PERF-17: Why Batch Inserts Matter — and Where We're Auditing Next
PERF-17: Why Batch Inserts Matter — and Where We're Auditing Next
Performance series · v0.1.338
Background
As tenancy volumes grow, the cost of individual database INSERT statements inside loops becomes significant. Each call carries round-trip latency to Postgres, statement parsing overhead, and a separate write-ahead log entry.
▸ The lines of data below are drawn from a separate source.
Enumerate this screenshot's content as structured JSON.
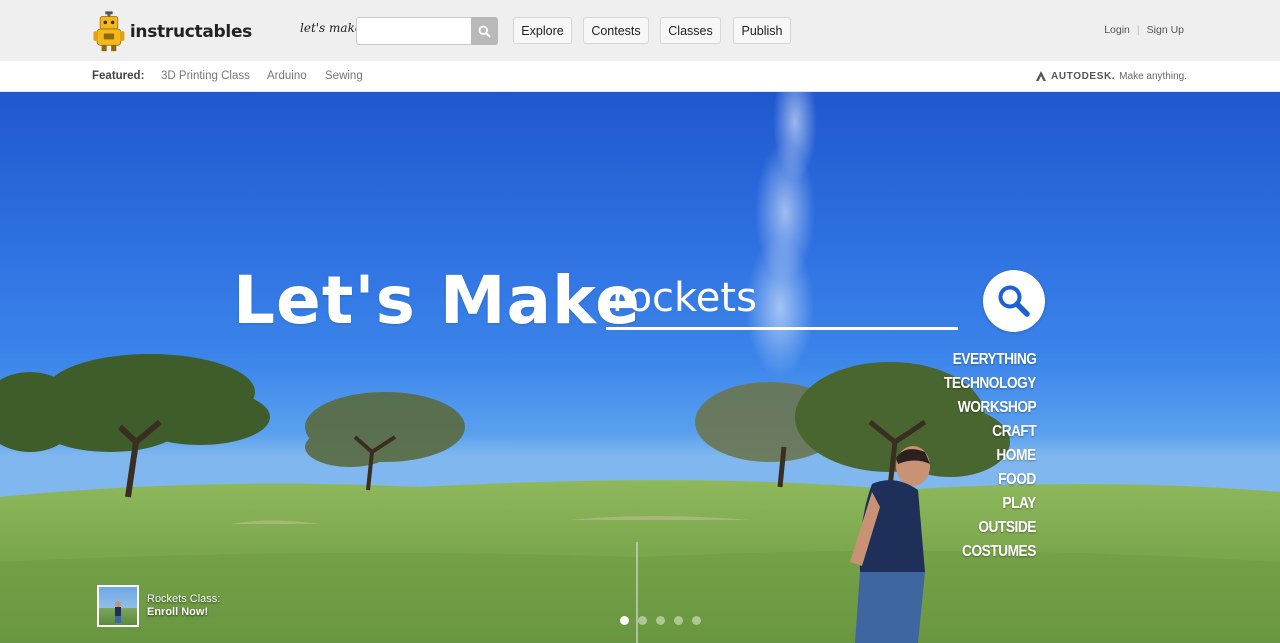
{
  "header": {
    "brand": "instructables",
    "lets_make_small": "let's make",
    "search_value": "",
    "nav": [
      "Explore",
      "Contests",
      "Classes",
      "Publish"
    ],
    "login": "Login",
    "signup": "Sign Up"
  },
  "featured": {
    "label": "Featured:",
    "links": [
      "3D Printing Class",
      "Arduino",
      "Sewing"
    ],
    "partner_brand": "AUTODESK.",
    "partner_tagline": "Make anything."
  },
  "hero": {
    "title": "Let's Make",
    "search_value": "rockets",
    "categories": [
      "EVERYTHING",
      "TECHNOLOGY",
      "WORKSHOP",
      "CRAFT",
      "HOME",
      "FOOD",
      "PLAY",
      "OUTSIDE",
      "COSTUMES"
    ],
    "promo_line1": "Rockets Class:",
    "promo_line2": "Enroll Now!",
    "carousel_active_index": 0,
    "carousel_count": 5
  },
  "colors": {
    "header_bg": "#efefef",
    "sky_top": "#1f58cf",
    "sky_bottom": "#7fb7ee",
    "grass": "#7aa84e",
    "robot_yellow": "#f5b819"
  }
}
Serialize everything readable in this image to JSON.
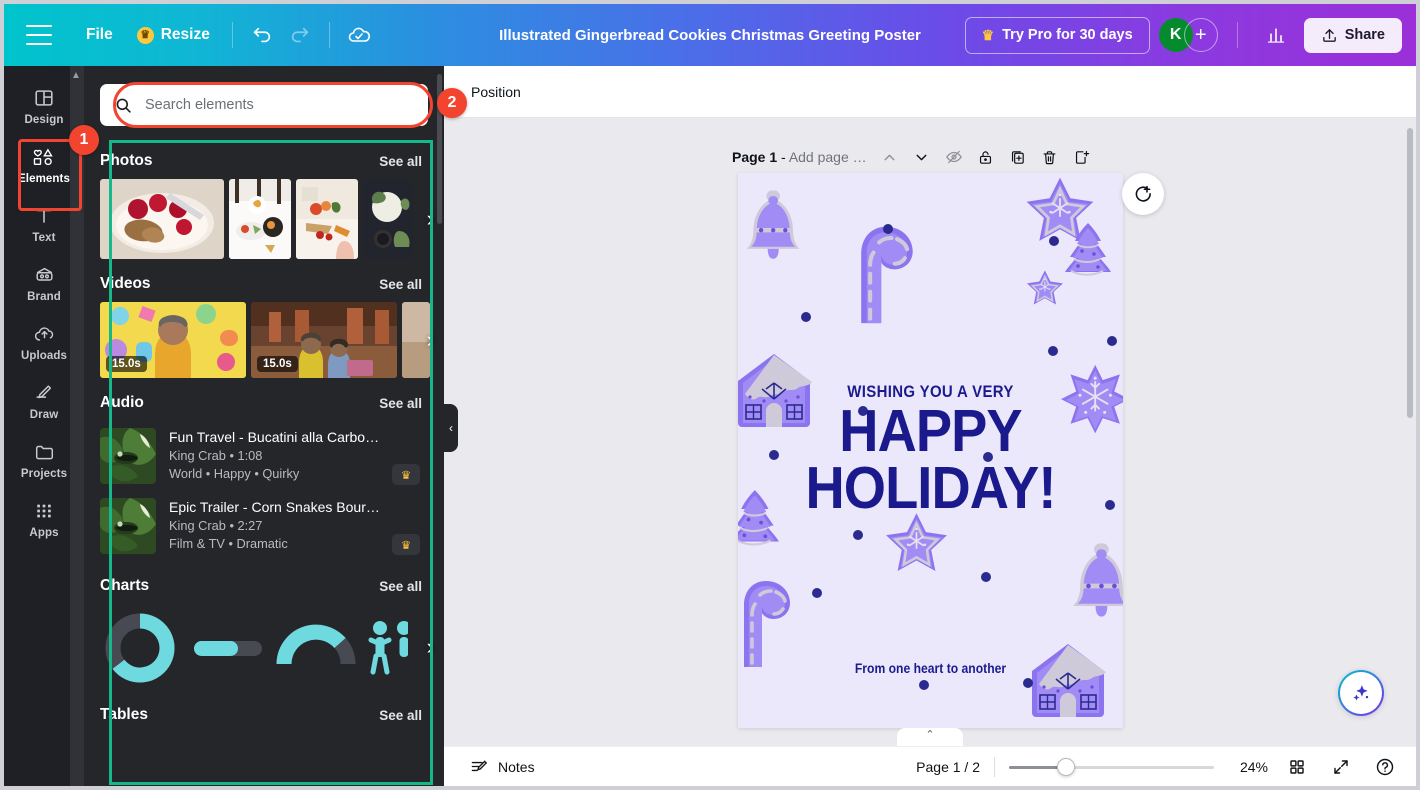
{
  "topbar": {
    "menu_icon": "hamburger-icon",
    "file_label": "File",
    "resize_label": "Resize",
    "undo_icon": "undo-icon",
    "redo_icon": "redo-icon",
    "cloud_icon": "cloud-saved-icon",
    "title": "Illustrated Gingerbread Cookies Christmas Greeting Poster",
    "try_pro_label": "Try Pro for 30 days",
    "avatar_initial": "K",
    "plus_label": "+",
    "insights_icon": "bar-chart-icon",
    "share_label": "Share",
    "share_icon": "upload-icon"
  },
  "sidebar": {
    "items": [
      {
        "label": "Design",
        "icon": "layout-icon",
        "active": false
      },
      {
        "label": "Elements",
        "icon": "shapes-icon",
        "active": true
      },
      {
        "label": "Text",
        "icon": "text-icon",
        "active": false
      },
      {
        "label": "Brand",
        "icon": "brand-icon",
        "active": false
      },
      {
        "label": "Uploads",
        "icon": "upload-cloud-icon",
        "active": false
      },
      {
        "label": "Draw",
        "icon": "pen-icon",
        "active": false
      },
      {
        "label": "Projects",
        "icon": "folder-icon",
        "active": false
      },
      {
        "label": "Apps",
        "icon": "grid-dots-icon",
        "active": false
      }
    ]
  },
  "annotations": {
    "badge_1": "1",
    "badge_2": "2",
    "highlight_color": "#f3442f",
    "content_outline_color": "#15b88a"
  },
  "panel": {
    "search": {
      "placeholder": "Search elements",
      "value": "",
      "icon": "search-icon"
    },
    "see_all_label": "See all",
    "sections": [
      {
        "title": "Photos"
      },
      {
        "title": "Videos"
      },
      {
        "title": "Audio"
      },
      {
        "title": "Charts"
      },
      {
        "title": "Tables"
      }
    ],
    "video_durations": [
      "15.0s",
      "15.0s"
    ],
    "audio": [
      {
        "title": "Fun Travel - Bucatini alla Carbo…",
        "artist_duration": "King Crab • 1:08",
        "tags": "World • Happy • Quirky",
        "pro_badge": "♛"
      },
      {
        "title": "Epic Trailer - Corn Snakes Bour…",
        "artist_duration": "King Crab • 2:27",
        "tags": "Film & TV • Dramatic",
        "pro_badge": "♛"
      }
    ],
    "collapse_icon": "chevron-left-icon"
  },
  "toolbar": {
    "position_label": "Position"
  },
  "page_header": {
    "page_label": "Page 1",
    "dash": " - ",
    "add_title_placeholder": "Add page …",
    "icons": [
      "chevron-up-icon",
      "chevron-down-icon",
      "hide-page-icon",
      "lock-icon",
      "duplicate-page-icon",
      "delete-page-icon",
      "add-page-icon"
    ]
  },
  "canvas": {
    "comment_icon": "add-comment-icon",
    "magic_icon": "sparkle-icon",
    "page_tab_icon": "chevron-up-icon"
  },
  "poster": {
    "line1": "WISHING YOU A VERY",
    "line2": "HAPPY",
    "line3": "HOLIDAY!",
    "line4": "From one heart to another",
    "background": "#ece8fb",
    "text_color": "#1a1a8c",
    "cookie_color": "#a18cf5",
    "cookie_icing": "#cfcad9"
  },
  "bottombar": {
    "notes_label": "Notes",
    "notes_icon": "notes-icon",
    "page_count": "Page 1 / 2",
    "zoom_value": "24%",
    "zoom_percent": 24,
    "grid_icon": "grid-view-icon",
    "fullscreen_icon": "expand-icon",
    "help_icon": "help-icon"
  }
}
At scale, a naive CSV import that fires one INSERT per row can turn a 500-row upload into 500 sequential database round-trips.
PERF-17 is the platform's first structured audit of insert patterns across all data-write paths.
What Was Confirmed Safe
The primary tenancy data entry flows — including tenancy tenant creation — already use the correct batched pattern:
await db.insert(tenancyTenants).values(arrayOfTenants);
This emits a single INSERT ... VALUES (row1), (row2), ... statement regardless of how many rows are being written. No action is needed for these paths.
What Needs Further Audit
Three routers and the Inngest background function layer could not be fully verified due to their size:
src/lib/routers/csv-import.ts (22 KB) — Highest Risk
CSV import is the most common source of the N+1 insert anti-pattern. When a user uploads a spreadsheet, the naive implementation iterates over parsed rows and inserts each one individually. The fix is to collect all rows first, then insert in a single batch (or in chunks for very large files).
src/lib/routers/analytics.ts (47 KB)
Analytics writes (event tracking, aggregation updates) may accumulate per-event inserts inside processing loops. These should be batched at the point of flush.
src/lib/routers/archive.ts (28 KB)
Archive operations move records in bulk. Any row-by-row copy pattern should be replaced with a INSERT ... SELECT or a values-array batch.
src/inngest/functions/
Inngest background functions run asynchronously and are easy to overlook in performance reviews. Any function that loops over a dataset and writes to the database is a candidate for batching.
The Fix Pattern
Simple batch (< 500 rows)
// Collect all rows into an array first
const rows = parsedCsvData.map(record => ({
tenancyId: record.tenancy_id,
amount: record.amount,
// ...
}));
// Insert once
await db.insert(deductions).values(rows);
Chunked batch (large imports)
Postgres has a practical limit on the number of bound parameters in a single statement (typically ~65,535). For large CSV uploads, chunk the inserts:
const CHUNK_SIZE = 250;
for (let i = 0; i < rows.length; i += CHUNK_SIZE) {
const chunk = rows.slice(i, i + CHUNK_SIZE);
await db.insert(deductions).values(chunk);
}
A chunk size of 100–500 rows is a safe default for most schemas. Tune downward if individual rows are wide (many columns).
How to Identify the Anti-Pattern
Search the codebase for db.insert( calls that appear inside loop bodies:
# Find insert calls — then check if they're inside for...of or .map()
grep -n 'db\.insert(' src/lib/routers/csv-import.ts
grep -n 'db\.insert(' src/lib/routers/analytics.ts
grep -n 'db\.insert(' src/lib/routers/archive.ts
grep -rn 'db\.insert(' src/inngest/functions/
Any db.insert() call nested inside a for...of, for, while, or .map() / .forEach() loop is a candidate for batching.
Next Steps
The PERF-17 findings will drive follow-up tickets to patch each identified loop-insert site. Once remediated, the audit will be re-run to confirm all high-volume write paths are using batch inserts.
This post is part of the platform's ongoing performance data patterns series.